The essence of St Peter's Seminary, embodied in its architecture and setting, lies in the interplay of the individual, the community, and the cosmos. If a trainee priest was tired of study or billiards (or even the transistor), he could step outside onto a balcony and find the stars overhead or perhaps a storm shaking the nearby trees - that mysterious larger dimension in which St Peter's, and the faith it was meant to foster, existed. It's this fundamental seriousness that reuse should respect - which, of course, is a challenge.

Now that a conservation plan is a distinct possibility, it's worth remembering what has happened with an earlier Modern building, whose neglect and abandonment spurred the founding of Docomomo - Duiker and Bijvoet's Zonnestraal Sanatorium at Hilversum. After many years of uncertainty, much of it has recently been restored, to serve a mix of uses, by Wessel de Jonge, who will soon begin work on its most ruinous pavilion - this too had seemed a hopeless case.

Cordula Zeidler, caseworker for the Twentieth Century Society, believes it shouldn't take too long to prepare a conservation plan for St Peter's, once it has been commissioned.

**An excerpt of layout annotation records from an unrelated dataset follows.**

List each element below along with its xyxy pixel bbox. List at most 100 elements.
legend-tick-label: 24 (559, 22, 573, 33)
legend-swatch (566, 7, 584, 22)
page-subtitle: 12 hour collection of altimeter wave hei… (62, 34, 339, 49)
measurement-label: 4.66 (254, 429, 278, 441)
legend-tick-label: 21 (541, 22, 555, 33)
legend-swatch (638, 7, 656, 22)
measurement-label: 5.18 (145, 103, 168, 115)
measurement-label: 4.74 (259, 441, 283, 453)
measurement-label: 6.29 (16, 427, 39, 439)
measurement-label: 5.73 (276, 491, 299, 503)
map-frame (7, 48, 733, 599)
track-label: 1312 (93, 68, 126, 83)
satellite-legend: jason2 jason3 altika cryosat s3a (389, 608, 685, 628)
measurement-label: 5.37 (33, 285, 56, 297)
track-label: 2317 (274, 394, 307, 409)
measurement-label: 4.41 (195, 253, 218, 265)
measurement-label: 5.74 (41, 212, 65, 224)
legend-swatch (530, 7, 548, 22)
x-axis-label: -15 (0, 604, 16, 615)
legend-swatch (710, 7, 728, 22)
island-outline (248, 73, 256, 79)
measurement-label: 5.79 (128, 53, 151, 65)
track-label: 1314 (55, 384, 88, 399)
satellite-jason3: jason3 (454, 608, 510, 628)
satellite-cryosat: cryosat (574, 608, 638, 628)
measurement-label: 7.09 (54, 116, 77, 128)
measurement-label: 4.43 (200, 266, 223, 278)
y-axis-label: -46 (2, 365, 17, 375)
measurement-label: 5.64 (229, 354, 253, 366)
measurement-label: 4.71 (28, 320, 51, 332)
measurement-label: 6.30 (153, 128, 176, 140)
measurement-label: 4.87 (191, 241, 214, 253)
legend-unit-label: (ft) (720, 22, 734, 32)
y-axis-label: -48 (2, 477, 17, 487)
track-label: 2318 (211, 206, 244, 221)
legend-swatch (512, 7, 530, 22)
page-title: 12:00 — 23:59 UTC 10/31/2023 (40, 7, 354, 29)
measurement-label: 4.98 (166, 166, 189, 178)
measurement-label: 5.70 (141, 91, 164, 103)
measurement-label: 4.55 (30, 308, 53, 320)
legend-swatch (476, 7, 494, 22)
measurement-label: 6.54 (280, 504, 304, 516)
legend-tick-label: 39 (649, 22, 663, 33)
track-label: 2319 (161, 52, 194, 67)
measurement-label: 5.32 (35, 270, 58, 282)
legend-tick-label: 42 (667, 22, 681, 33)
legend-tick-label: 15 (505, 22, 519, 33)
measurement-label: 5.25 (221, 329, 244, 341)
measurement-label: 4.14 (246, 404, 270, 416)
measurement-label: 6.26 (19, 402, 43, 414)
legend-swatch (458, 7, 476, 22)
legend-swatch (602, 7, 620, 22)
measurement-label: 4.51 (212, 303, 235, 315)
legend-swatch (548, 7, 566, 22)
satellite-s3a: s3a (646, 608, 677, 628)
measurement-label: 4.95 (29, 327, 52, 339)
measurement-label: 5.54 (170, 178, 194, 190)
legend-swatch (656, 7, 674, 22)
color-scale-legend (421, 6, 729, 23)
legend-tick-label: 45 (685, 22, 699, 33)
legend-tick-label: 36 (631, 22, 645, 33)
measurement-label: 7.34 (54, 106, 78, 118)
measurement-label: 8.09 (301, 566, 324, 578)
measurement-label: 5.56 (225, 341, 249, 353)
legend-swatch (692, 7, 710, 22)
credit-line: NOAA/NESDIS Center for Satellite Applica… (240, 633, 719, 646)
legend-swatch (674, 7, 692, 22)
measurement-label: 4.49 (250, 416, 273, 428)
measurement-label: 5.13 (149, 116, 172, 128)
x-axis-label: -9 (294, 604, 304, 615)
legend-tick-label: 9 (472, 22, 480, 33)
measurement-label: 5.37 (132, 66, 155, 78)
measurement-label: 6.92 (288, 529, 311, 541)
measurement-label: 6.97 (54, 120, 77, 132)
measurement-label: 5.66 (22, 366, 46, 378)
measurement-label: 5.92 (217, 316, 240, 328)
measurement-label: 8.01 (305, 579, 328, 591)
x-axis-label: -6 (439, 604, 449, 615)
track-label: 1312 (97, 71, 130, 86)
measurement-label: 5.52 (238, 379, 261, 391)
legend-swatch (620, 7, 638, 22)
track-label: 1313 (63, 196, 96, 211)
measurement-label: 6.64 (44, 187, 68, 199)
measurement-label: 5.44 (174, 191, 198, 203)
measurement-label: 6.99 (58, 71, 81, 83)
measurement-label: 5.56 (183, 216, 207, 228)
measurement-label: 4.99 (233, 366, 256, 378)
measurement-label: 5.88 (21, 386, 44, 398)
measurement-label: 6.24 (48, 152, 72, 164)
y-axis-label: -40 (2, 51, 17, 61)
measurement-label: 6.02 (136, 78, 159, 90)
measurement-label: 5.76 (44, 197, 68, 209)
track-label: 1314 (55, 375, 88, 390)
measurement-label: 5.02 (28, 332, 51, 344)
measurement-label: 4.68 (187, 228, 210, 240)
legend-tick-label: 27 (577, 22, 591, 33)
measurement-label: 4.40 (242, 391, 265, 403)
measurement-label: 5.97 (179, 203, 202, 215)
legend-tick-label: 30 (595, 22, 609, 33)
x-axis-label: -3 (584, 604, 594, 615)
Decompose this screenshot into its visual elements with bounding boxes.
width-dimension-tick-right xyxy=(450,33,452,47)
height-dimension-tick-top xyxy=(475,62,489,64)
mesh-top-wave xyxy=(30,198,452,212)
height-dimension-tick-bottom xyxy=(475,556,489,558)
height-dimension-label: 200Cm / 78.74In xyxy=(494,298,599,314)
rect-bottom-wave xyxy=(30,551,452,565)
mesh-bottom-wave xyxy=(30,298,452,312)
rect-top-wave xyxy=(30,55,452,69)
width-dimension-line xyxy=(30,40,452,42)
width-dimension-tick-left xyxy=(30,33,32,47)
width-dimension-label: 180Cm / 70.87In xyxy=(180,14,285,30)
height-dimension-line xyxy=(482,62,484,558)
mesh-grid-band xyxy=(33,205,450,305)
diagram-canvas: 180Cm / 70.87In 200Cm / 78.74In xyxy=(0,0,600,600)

'There's a lot of material on the seminary and it's easily accessible, ' she says, referring to GKC's archives, which are now at the Mackintosh School of Architecture in Glasgow. 'It should be possible to draw up a plan in about six weeks.'

For Cardross, what's vital now is momentum. The Church must commit to a conservation plan as quickly as possible and then make its findings the basis for a revised planning application - which in turn must be determined quickly. Given so much past inertia, it's easy to imagine a scenario in which continued damage to the building during further long delays could make the plan's proposals invalid - or supply an alibi for thinking them so.

Next summer The Lighthouse in Glasgow is staging a Gillespie, Kidd & Coia retrospective. Maybe by then, instead of just a catalogue of sorrows, there might even be good news about the practice's noblest work.